The boys cut up his parachute to make scarves, and cut one off for me. But I told them I already had two – one American and one German – and to give it to somebody else.
Hats off to infantry
After this exciting beginning of a new day, I went around picking up tank lore.
I found that tankers, like everybody else, take their hats off to the infantry.
The average doughfoot or airman says you’d never get him shut up in a tank. Once in a while you do get a tankman who has a feeling of claustrophobia about being cooped up in there, but it’s very seldom.
The boys say that more than half of them get safely out of damaged tanks, even the ones that catch fire. They tell funny stories about how four and five men come out of a burning tank all at once, when it isn’t actually possible for more than two to get through the door at the same time.
They hate snipers worse than anything else. That is because visibility is pretty poor in a tank and the commander usually rides with his door open and his head sticking out. Unseen snipers are always shooting at them.
Improvements on tanks
The boys showed me all the little improvements that have come out on recent tanks.
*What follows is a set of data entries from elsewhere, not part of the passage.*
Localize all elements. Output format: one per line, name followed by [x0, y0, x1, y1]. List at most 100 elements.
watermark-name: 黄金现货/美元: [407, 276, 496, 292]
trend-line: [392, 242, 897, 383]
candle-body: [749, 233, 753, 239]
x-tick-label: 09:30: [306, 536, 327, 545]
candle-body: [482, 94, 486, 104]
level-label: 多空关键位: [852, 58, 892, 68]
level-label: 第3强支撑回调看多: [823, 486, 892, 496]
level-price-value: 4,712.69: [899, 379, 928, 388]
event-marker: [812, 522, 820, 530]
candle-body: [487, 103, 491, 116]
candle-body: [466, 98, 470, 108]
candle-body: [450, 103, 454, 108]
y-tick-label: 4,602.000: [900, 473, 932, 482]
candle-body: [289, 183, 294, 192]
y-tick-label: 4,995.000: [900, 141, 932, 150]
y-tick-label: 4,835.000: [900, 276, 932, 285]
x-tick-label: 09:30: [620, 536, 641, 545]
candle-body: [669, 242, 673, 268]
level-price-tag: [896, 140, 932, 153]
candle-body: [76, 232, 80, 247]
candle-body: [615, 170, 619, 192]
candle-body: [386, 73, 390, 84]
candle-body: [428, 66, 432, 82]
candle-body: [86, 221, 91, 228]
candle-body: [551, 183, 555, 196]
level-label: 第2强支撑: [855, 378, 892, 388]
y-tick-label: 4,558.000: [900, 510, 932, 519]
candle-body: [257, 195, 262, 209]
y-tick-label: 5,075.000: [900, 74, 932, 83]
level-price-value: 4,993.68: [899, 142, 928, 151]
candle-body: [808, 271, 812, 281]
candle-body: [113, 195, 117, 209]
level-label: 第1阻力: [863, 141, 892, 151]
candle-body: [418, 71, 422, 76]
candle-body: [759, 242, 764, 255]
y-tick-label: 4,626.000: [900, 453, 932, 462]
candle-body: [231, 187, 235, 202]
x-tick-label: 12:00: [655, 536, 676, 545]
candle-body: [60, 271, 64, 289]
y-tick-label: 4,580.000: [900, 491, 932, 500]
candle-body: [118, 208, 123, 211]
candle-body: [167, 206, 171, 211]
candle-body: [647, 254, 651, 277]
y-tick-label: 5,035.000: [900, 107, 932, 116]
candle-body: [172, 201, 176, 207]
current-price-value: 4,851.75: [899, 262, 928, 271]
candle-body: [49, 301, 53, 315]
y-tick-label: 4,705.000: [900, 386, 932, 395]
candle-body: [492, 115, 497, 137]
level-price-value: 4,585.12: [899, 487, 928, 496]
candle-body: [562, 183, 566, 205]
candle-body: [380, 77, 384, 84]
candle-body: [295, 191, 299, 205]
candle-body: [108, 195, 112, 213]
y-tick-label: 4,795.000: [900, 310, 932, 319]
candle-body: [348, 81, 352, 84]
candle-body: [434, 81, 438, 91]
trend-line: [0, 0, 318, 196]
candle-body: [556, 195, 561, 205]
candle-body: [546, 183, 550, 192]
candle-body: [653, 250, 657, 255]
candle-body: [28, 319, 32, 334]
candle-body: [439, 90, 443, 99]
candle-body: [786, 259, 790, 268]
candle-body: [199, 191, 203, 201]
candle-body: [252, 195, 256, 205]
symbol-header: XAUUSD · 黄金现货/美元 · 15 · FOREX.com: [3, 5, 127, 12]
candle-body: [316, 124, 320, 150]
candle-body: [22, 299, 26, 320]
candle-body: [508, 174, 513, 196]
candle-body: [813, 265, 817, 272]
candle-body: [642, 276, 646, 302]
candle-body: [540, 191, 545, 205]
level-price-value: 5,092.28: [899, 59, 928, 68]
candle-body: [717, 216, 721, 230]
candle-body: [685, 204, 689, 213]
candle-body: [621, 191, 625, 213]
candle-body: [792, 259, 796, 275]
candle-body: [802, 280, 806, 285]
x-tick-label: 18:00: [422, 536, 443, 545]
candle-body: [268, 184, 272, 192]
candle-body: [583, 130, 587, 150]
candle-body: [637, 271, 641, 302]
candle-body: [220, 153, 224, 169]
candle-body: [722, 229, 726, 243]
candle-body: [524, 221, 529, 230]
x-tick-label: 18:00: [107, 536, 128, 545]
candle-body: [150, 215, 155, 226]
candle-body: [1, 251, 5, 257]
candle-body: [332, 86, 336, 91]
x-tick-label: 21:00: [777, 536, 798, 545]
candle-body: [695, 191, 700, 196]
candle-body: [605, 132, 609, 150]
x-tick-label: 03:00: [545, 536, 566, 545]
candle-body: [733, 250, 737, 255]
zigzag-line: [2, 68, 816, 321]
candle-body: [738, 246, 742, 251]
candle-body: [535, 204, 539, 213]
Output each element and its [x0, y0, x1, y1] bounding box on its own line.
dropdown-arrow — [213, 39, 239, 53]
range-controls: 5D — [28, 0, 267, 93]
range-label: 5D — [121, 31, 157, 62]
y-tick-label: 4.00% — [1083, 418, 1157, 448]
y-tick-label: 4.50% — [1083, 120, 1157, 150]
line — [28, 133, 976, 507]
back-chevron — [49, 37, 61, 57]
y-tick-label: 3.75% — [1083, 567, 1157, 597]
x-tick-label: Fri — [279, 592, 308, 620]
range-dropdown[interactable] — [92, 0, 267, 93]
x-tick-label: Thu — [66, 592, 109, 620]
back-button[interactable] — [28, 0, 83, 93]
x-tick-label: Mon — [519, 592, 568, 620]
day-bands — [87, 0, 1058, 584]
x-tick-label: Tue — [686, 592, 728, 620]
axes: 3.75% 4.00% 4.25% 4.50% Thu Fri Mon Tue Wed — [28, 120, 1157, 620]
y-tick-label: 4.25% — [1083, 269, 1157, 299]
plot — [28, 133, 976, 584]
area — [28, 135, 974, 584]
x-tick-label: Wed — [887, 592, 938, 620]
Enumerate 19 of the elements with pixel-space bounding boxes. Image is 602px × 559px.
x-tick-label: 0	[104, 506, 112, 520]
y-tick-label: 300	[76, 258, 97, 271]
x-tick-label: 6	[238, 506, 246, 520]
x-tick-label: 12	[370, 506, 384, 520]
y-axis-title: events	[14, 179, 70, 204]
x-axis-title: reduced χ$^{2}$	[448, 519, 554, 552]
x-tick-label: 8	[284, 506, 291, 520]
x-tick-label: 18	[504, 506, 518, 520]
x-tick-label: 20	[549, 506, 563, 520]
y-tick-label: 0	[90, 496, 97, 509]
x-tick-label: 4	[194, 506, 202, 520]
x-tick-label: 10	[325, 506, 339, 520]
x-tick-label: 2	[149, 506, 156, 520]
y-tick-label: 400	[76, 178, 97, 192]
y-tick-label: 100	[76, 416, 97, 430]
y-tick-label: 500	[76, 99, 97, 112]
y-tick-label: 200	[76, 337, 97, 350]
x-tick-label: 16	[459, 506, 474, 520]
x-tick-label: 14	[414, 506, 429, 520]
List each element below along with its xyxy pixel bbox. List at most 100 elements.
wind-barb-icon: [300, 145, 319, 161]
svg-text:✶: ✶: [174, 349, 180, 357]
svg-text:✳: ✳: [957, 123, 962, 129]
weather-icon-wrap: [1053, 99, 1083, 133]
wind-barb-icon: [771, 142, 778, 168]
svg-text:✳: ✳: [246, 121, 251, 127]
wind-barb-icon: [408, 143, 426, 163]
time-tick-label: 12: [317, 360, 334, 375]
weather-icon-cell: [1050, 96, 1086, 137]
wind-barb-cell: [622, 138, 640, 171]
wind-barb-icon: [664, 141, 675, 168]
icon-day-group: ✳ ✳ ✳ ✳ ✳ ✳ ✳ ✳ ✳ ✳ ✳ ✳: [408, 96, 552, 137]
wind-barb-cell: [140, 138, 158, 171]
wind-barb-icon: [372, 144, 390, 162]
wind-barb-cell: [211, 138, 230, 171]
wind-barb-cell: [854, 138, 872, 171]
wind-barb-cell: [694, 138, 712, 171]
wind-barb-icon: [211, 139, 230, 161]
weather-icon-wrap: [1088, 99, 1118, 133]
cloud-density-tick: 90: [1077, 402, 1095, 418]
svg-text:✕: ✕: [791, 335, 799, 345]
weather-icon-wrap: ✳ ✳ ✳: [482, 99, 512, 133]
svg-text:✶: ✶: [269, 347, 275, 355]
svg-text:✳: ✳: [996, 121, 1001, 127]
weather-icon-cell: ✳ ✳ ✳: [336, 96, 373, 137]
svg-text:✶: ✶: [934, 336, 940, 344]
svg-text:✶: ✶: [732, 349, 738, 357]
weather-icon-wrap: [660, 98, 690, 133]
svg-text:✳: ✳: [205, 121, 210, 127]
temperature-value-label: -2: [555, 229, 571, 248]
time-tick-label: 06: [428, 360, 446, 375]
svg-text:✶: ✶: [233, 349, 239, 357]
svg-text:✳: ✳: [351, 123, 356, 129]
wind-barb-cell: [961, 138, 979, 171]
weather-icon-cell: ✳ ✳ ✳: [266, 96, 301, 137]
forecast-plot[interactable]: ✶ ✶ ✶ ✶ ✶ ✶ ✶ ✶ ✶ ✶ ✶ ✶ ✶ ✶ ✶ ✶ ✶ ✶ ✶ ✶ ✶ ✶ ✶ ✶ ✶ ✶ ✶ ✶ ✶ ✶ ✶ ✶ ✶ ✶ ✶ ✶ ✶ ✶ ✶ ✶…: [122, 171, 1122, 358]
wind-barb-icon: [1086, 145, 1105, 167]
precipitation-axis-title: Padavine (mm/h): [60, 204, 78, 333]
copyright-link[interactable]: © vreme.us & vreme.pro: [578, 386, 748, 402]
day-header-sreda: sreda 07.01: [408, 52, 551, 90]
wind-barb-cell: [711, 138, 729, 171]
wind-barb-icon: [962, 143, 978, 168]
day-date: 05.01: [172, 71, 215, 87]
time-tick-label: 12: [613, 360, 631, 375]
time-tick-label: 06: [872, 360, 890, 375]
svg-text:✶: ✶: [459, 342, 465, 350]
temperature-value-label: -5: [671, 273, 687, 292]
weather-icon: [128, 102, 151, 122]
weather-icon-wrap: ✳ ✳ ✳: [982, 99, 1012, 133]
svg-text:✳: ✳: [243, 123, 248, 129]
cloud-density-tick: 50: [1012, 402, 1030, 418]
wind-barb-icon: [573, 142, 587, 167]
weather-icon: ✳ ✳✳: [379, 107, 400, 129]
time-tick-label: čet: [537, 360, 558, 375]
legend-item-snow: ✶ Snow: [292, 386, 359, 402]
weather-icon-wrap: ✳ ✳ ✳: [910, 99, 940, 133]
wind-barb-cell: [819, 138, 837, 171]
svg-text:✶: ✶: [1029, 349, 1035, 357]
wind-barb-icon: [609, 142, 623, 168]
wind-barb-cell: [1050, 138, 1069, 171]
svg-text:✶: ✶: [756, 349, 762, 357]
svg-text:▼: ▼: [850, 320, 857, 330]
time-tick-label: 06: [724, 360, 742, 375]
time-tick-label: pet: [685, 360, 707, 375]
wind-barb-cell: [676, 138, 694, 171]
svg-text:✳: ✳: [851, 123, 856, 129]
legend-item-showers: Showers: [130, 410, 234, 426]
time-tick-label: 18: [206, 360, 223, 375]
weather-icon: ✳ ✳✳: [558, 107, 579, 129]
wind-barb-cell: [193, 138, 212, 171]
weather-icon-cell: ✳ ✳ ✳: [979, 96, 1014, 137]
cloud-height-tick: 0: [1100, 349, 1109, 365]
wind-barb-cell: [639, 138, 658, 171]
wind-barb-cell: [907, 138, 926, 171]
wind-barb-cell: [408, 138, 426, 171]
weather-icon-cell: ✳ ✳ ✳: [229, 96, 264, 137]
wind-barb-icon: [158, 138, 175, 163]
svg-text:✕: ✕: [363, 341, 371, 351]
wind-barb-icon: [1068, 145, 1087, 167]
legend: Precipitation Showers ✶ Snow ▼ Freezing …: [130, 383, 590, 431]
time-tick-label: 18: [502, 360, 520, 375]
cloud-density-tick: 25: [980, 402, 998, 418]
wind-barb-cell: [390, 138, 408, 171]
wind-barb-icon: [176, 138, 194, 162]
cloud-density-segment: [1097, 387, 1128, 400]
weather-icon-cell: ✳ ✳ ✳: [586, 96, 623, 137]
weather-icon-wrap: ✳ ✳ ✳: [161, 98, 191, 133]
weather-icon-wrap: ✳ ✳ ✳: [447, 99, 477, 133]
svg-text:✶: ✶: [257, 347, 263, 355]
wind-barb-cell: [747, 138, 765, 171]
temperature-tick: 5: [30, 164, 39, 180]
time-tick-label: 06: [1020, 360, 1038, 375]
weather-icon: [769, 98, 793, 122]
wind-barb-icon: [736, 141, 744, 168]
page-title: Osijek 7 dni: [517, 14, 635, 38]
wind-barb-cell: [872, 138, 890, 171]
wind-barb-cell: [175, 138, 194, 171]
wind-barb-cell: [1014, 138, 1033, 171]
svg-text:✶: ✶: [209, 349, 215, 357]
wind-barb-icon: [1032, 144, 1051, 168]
And they also wondered why tank designers haven’t thought of some of the simplest things for making tank life more practical – such as putting racks for water cans on the rear, and a bracket where you could tie your bedding roll.
The men have welded on these necessary racks for their gear.
An armored unit’s fighting usually comes in spurts, with long intervals between.
When the tank boys are in a lull, they are used for emergency jobs. This is very unusual, but here on the beachhead everybody has to do a little of everything.
Nearly every day the men of the tank crews back in bivouac have a detail starting just at dawn. They carry mines and barbed wire up to the front for the engineers to put in place. They pack the stuff on their backs, and they don’t like it, but they do it without grumbling.